Graphite colored TE-37SL’s match the resprayed grey paint perfectly, and the R35 brakes help improve stopping power over the OE brakes. Which, in all honesty was probably a necessary upgrade given the amount of power this car makes.
The RB26 was pulled and enhanced with GT3RS twin turbos and a plethora of ancillary upgrades to support the extra power. The RB makes a hefty 750 horsepower; plenty for a daily that is more than track ready.
The office houses a very welcoming atmosphere to it, with warm colored flooring, and decorative plants by the door. Two desks in the back provide a work space for the brothers and staff. Walls are lined with shelving displaying an array of parts, as well as trophies and awards for various events and shows the shop has participated in.
Outside the office is the main shop floor, accessible by two large bay doors, and a door from inside the office. 3 lifts occupy the space, with plenty of square footage to work on several cars at a time. They had two cars currently in the shop, both undergoing routine maintenance.

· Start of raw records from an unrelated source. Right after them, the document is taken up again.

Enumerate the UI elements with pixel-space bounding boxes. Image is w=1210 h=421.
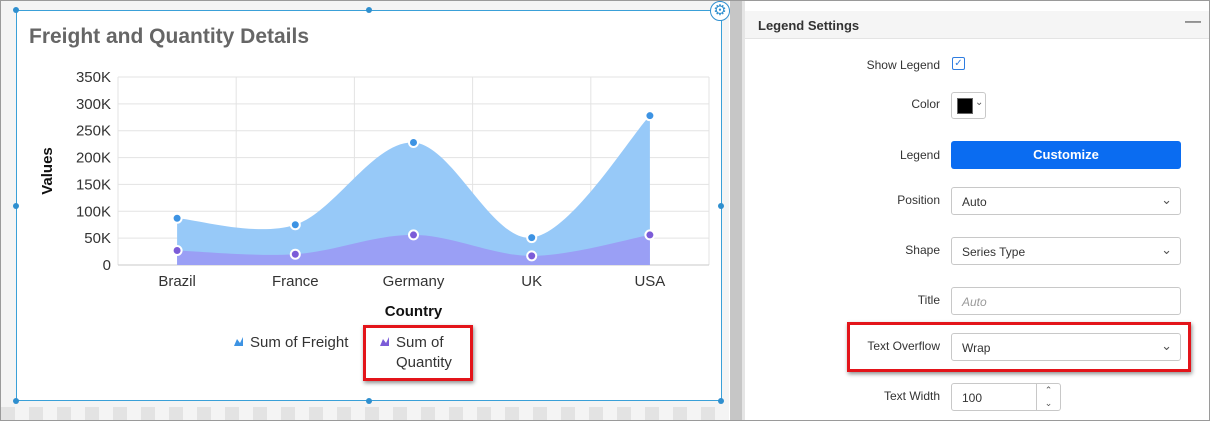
text-width-value: 100 <box>962 391 983 405</box>
legend-item-freight-label: Sum of Freight <box>250 334 349 351</box>
data-point-freight <box>644 110 656 122</box>
data-point-quantity <box>408 229 419 241</box>
x-tick-label: UK <box>521 273 542 290</box>
chevron-down-icon[interactable]: ⌄ <box>1037 397 1060 410</box>
y-tick-label: 50K <box>84 230 111 247</box>
data-point-freight <box>289 219 301 231</box>
shape-dropdown[interactable]: Series Type ⌄ <box>951 237 1181 265</box>
chevron-down-icon: ⌄ <box>1161 192 1172 207</box>
x-tick-label: France <box>272 273 319 290</box>
data-point-freight <box>171 212 183 224</box>
x-tick-label: Germany <box>383 273 445 290</box>
title-label: Title <box>917 293 940 307</box>
text-width-input[interactable]: 100 ⌃ ⌄ <box>951 383 1061 411</box>
data-point-quantity <box>644 229 656 241</box>
panel-title: Legend Settings <box>758 18 860 33</box>
x-tick-label: USA <box>634 273 665 290</box>
position-label: Position <box>897 193 940 207</box>
customize-button[interactable]: Customize <box>951 141 1181 169</box>
y-tick-label: 100K <box>76 203 111 220</box>
legend-item-highlight <box>363 325 473 381</box>
data-point-quantity <box>526 250 538 262</box>
spinner[interactable]: ⌃ ⌄ <box>1036 384 1060 410</box>
chevron-down-icon: ⌄ <box>975 97 984 108</box>
color-label: Color <box>911 97 940 111</box>
title-input[interactable]: Auto <box>951 287 1181 315</box>
y-tick-label: 150K <box>76 176 111 193</box>
y-tick-label: 0 <box>103 257 111 274</box>
y-tick-label: 250K <box>76 123 111 140</box>
chevron-up-icon[interactable]: ⌃ <box>1037 384 1060 397</box>
x-tick-label: Brazil <box>158 273 196 290</box>
text-overflow-highlight <box>847 322 1191 372</box>
color-picker[interactable]: ⌄ <box>951 92 986 119</box>
x-axis-title: Country <box>385 303 443 320</box>
legend-settings-header[interactable]: Legend Settings — <box>745 11 1209 39</box>
shape-label: Shape <box>905 243 940 257</box>
chevron-down-icon: ⌄ <box>1161 242 1172 257</box>
minus-icon[interactable]: — <box>1185 13 1201 31</box>
series-type-icon <box>234 337 243 346</box>
color-swatch <box>957 98 973 114</box>
y-axis-title: Values <box>39 147 56 195</box>
show-legend-label: Show Legend <box>866 58 940 72</box>
panel-splitter[interactable] <box>730 1 742 420</box>
legend-label: Legend <box>899 148 940 162</box>
data-point-quantity <box>289 248 301 260</box>
data-point-quantity <box>171 244 183 256</box>
y-tick-label: 200K <box>76 150 111 167</box>
position-value: Auto <box>962 195 987 209</box>
title-placeholder: Auto <box>962 295 987 309</box>
position-dropdown[interactable]: Auto ⌄ <box>951 187 1181 215</box>
text-width-label: Text Width <box>883 389 940 403</box>
show-legend-checkbox[interactable]: ✓ <box>952 57 965 70</box>
y-tick-label: 300K <box>76 96 111 113</box>
shape-value: Series Type <box>962 245 1026 259</box>
y-tick-label: 350K <box>76 69 111 86</box>
data-point-freight <box>526 232 538 244</box>
data-point-freight <box>408 137 419 149</box>
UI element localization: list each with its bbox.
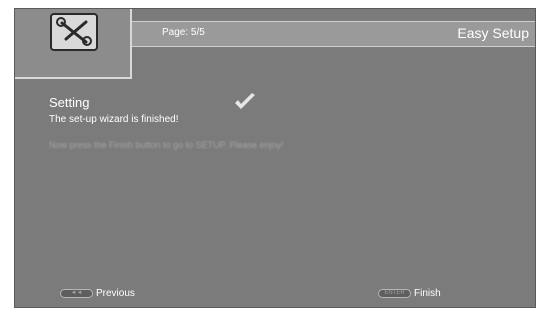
finish-button[interactable]: ENTER Finish bbox=[378, 286, 441, 300]
finish-label: Finish bbox=[414, 287, 441, 299]
header-bar: Page: 5/5 Easy Setup bbox=[132, 21, 535, 47]
easy-setup-screen: Page: 5/5 Easy Setup Setting The set-up … bbox=[14, 8, 536, 308]
enter-key-icon: ENTER bbox=[378, 288, 411, 298]
previous-label: Previous bbox=[96, 287, 135, 299]
setting-heading: Setting bbox=[49, 95, 90, 110]
finish-instructions: Now press the Finish button to go to SET… bbox=[49, 140, 284, 150]
page-indicator: Page: 5/5 bbox=[162, 27, 205, 38]
wizard-finished-message: The set-up wizard is finished! bbox=[49, 114, 179, 125]
setup-logo-panel bbox=[15, 9, 132, 79]
screen-title: Easy Setup bbox=[457, 25, 529, 41]
wrench-screwdriver-icon bbox=[50, 13, 98, 51]
check-icon bbox=[235, 93, 255, 109]
previous-button[interactable]: ◄◄ Previous bbox=[60, 286, 135, 300]
rewind-key-icon: ◄◄ bbox=[60, 288, 93, 298]
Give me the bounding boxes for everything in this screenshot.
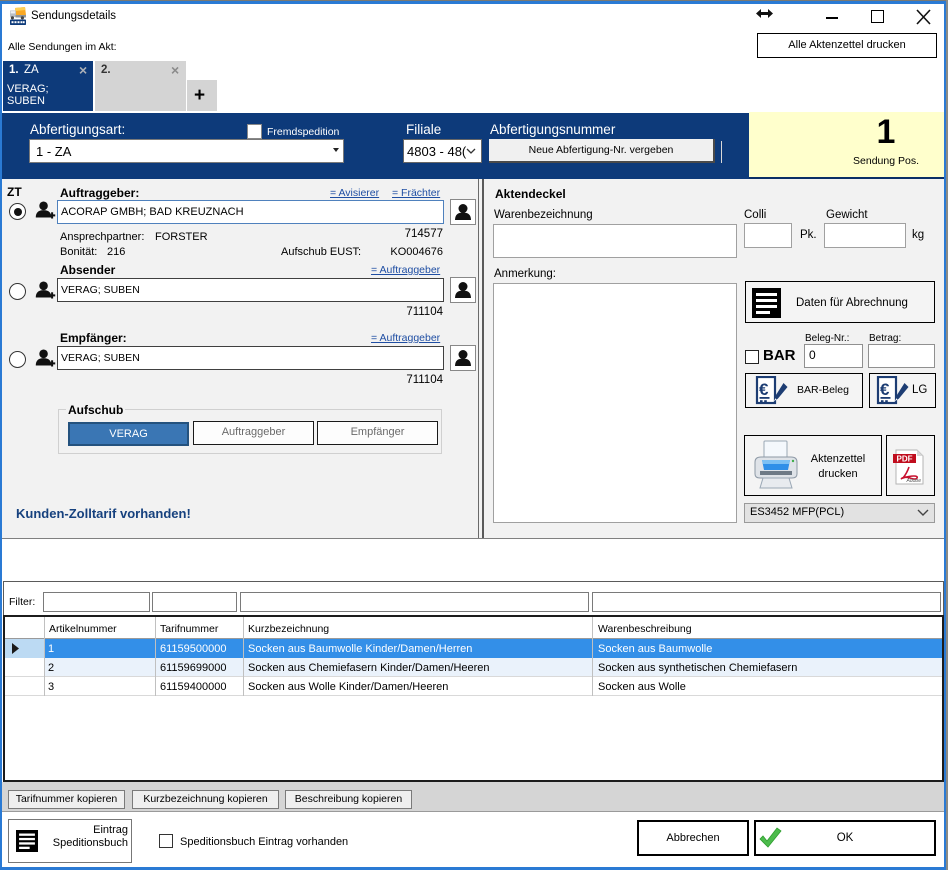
svg-text:PDF: PDF bbox=[897, 455, 913, 464]
svg-text:Adobe: Adobe bbox=[906, 478, 922, 484]
svg-text:€: € bbox=[880, 380, 890, 399]
svg-text:€: € bbox=[759, 380, 769, 399]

After I took a walk around the grounds and grabbed some photos to share, I wandered back outside to get a closer look at the demo cars for everyone. Tatsuhiro was wrapping up some work, so I had some time to kill before we went to photograph the R35.
The last time I saw their Z33 was at Fuji Speedway during HKS Premium day, I believe 2 years ago. There has been a few changes on the exterior since then, but not too much. The main difference has been in the engine and tuning of the Z car.

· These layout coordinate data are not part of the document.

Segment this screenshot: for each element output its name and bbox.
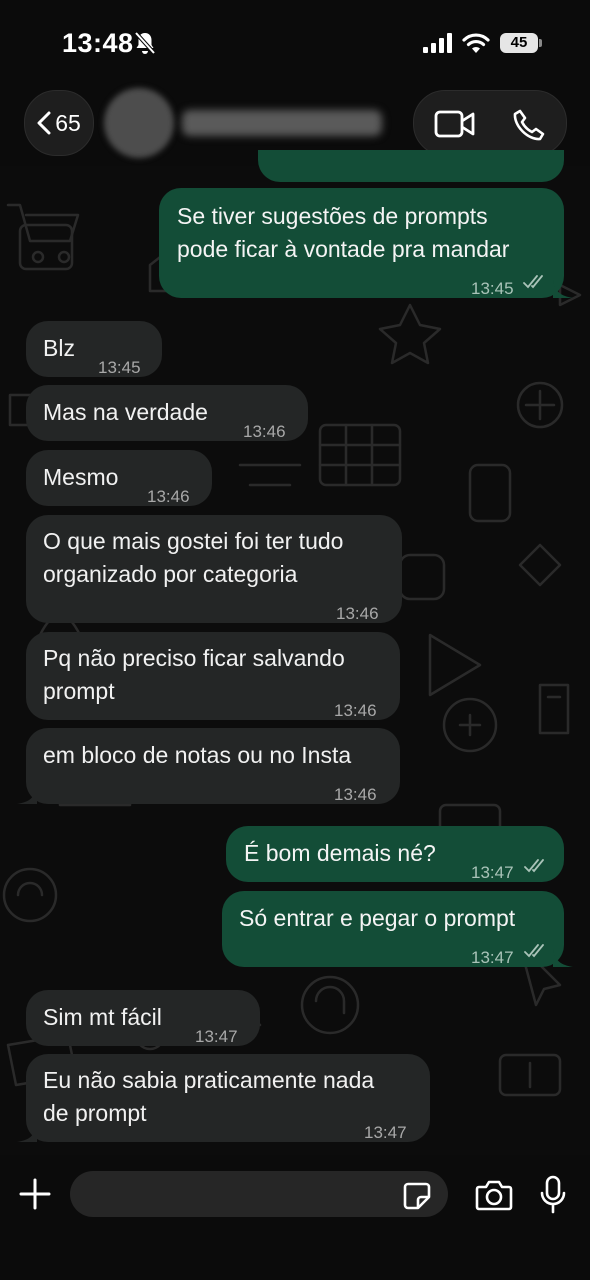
message-incoming[interactable]: Eu não sabia praticamente nada de prompt…: [17, 1054, 430, 1142]
unread-count: 65: [55, 109, 81, 136]
status-bar: 13:48 45: [0, 0, 590, 88]
message-text: Sim mt fácil: [43, 1004, 162, 1030]
plus-icon[interactable]: [18, 1177, 52, 1211]
read-ticks-icon: [524, 859, 544, 873]
message-time: 13:46: [334, 785, 377, 804]
message-text: Só entrar e pegar o prompt: [239, 905, 516, 931]
phone-call-icon[interactable]: [512, 108, 546, 142]
message-incoming[interactable]: Mas na verdade 13:46: [26, 385, 308, 441]
avatar[interactable]: [104, 88, 174, 158]
message-time: 13:46: [147, 487, 190, 506]
video-call-icon[interactable]: [434, 109, 476, 139]
bubble-tail: [553, 280, 573, 298]
message-text: em bloco de notas ou no Insta: [43, 742, 352, 768]
message-incoming[interactable]: Blz 13:45: [26, 321, 162, 377]
message-line: Eu não sabia praticamente nada: [43, 1067, 375, 1093]
message-time: 13:47: [471, 863, 514, 882]
message-time: 13:46: [243, 422, 286, 441]
message-outgoing[interactable]: É bom demais né? 13:47: [226, 826, 564, 882]
wifi-icon: [462, 33, 490, 53]
message-time: 13:46: [334, 701, 377, 720]
read-ticks-icon: [523, 275, 543, 289]
contact-name[interactable]: [182, 110, 382, 136]
message-time: 13:47: [364, 1123, 407, 1142]
message-text: Se tiver sugestões de prompts pode ficar…: [177, 200, 509, 266]
microphone-icon[interactable]: [540, 1175, 566, 1215]
signal-icon: [423, 33, 452, 53]
message-bubble-partial: [258, 150, 564, 182]
message-incoming[interactable]: Pq não preciso ficar salvando prompt 13:…: [26, 632, 400, 720]
message-incoming[interactable]: O que mais gostei foi ter tudo organizad…: [26, 515, 402, 623]
message-text: O que mais gostei foi ter tudo organizad…: [43, 525, 343, 591]
bubble-tail: [553, 949, 573, 967]
message-text: Mas na verdade: [43, 399, 208, 425]
chat-screen: 13:48 45 65 Se tiver sugestões de prompt…: [0, 0, 590, 1280]
message-text: Mesmo: [43, 464, 119, 490]
message-line: prompt: [43, 678, 115, 704]
message-time: 13:47: [195, 1027, 238, 1046]
message-line: organizado por categoria: [43, 561, 298, 587]
message-incoming[interactable]: em bloco de notas ou no Insta 13:46: [17, 728, 400, 804]
message-incoming[interactable]: Sim mt fácil 13:47: [26, 990, 260, 1046]
message-text: É bom demais né?: [244, 840, 436, 866]
battery-icon: 45: [500, 33, 538, 53]
message-composer: [0, 1155, 590, 1280]
message-line: Pq não preciso ficar salvando: [43, 645, 345, 671]
message-text: Blz: [43, 335, 75, 361]
chevron-left-icon: [37, 111, 51, 135]
message-line: pode ficar à vontade pra mandar: [177, 236, 510, 262]
message-line: de prompt: [43, 1100, 147, 1126]
message-time: 13:47: [471, 948, 514, 967]
bubble-tail: [17, 786, 37, 804]
bubble-tail: [17, 1124, 37, 1142]
battery-tip: [539, 39, 542, 47]
message-line: Se tiver sugestões de prompts: [177, 203, 488, 229]
bell-slash-icon: [134, 31, 156, 55]
message-text: Pq não preciso ficar salvando prompt: [43, 642, 345, 708]
camera-icon[interactable]: [475, 1179, 513, 1211]
message-time: 13:46: [336, 604, 379, 623]
message-time: 13:45: [471, 279, 514, 298]
message-time: 13:45: [98, 358, 141, 377]
call-actions: [413, 90, 567, 156]
status-time: 13:48: [62, 28, 134, 58]
message-text: Eu não sabia praticamente nada de prompt: [43, 1064, 374, 1130]
back-button[interactable]: 65: [24, 90, 94, 156]
read-ticks-icon: [524, 944, 544, 958]
message-outgoing[interactable]: Se tiver sugestões de prompts pode ficar…: [159, 188, 573, 298]
message-line: O que mais gostei foi ter tudo: [43, 528, 344, 554]
message-input[interactable]: [70, 1171, 448, 1217]
message-outgoing[interactable]: Só entrar e pegar o prompt 13:47: [222, 891, 573, 967]
sticker-icon[interactable]: [402, 1181, 432, 1211]
message-incoming[interactable]: Mesmo 13:46: [26, 450, 212, 506]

New fender and hood vents have been added to help facilitate air flow through the front end of the car. A larger set of canards also adorn the front bumper, giving the car a slightly more aggressive look.
The motor has been upgraded with a large, Borg Warner turbine in place of the old HKS GTS8555 turbine from 2015, and a new tune which greatly increases the responsiveness of the added power. According to the brothers, they’ll be competing the Z once again in HKS’s upcoming events. The car was built specifically for competition at Fuji.
Sitting next to the Z33 was their S-chassis demo car, which was in the process of showcasing the reiteration of their exterior parts that will allow you to fit literally the largest tire you could imagine on your S13.
Enkei’s popular 18″ RS05RR wheel wrapped in Advan A050 are mounted to the demo car. Garage Mak has a good relationship with Enkei Japan, and it is the chosen wheel for the majority of their demo cars.
Tim Scheuer’s Z33, a customer and friend of Garage Mak, had his car stored here while he is back in the states. Before he return, the car will be re-tuned and ready for him to drive it again. No doubt he’s missing it!
We said our goodbyes, and Amemiya and I set off together to Azumino to meet Tsubaki and his wife for dinner. Initially we were going to cook dinner at their new house, but decided to go out to eat ramen, and head back to the house to chat and catch up on things. It’s about an hour away from Nagano, in the opposite direction of my hotel, but it was worth the drive to catch up with old friends.
The next morning on the drive home, after stopping by a few more local shops, I headed back to Yokohama as the sun was setting. The drive back ended up being much longer, as I was in prime rush hour traffic headed back into Tokyo. I didn’t mind though, as my mind was refreshed with good memories and inspiring cars to reminisce on.
Many thanks to Amemiya, the Miyagawa brothers, and Baki for being such gracious hosts. Can’t wait to return in February – this time to ski!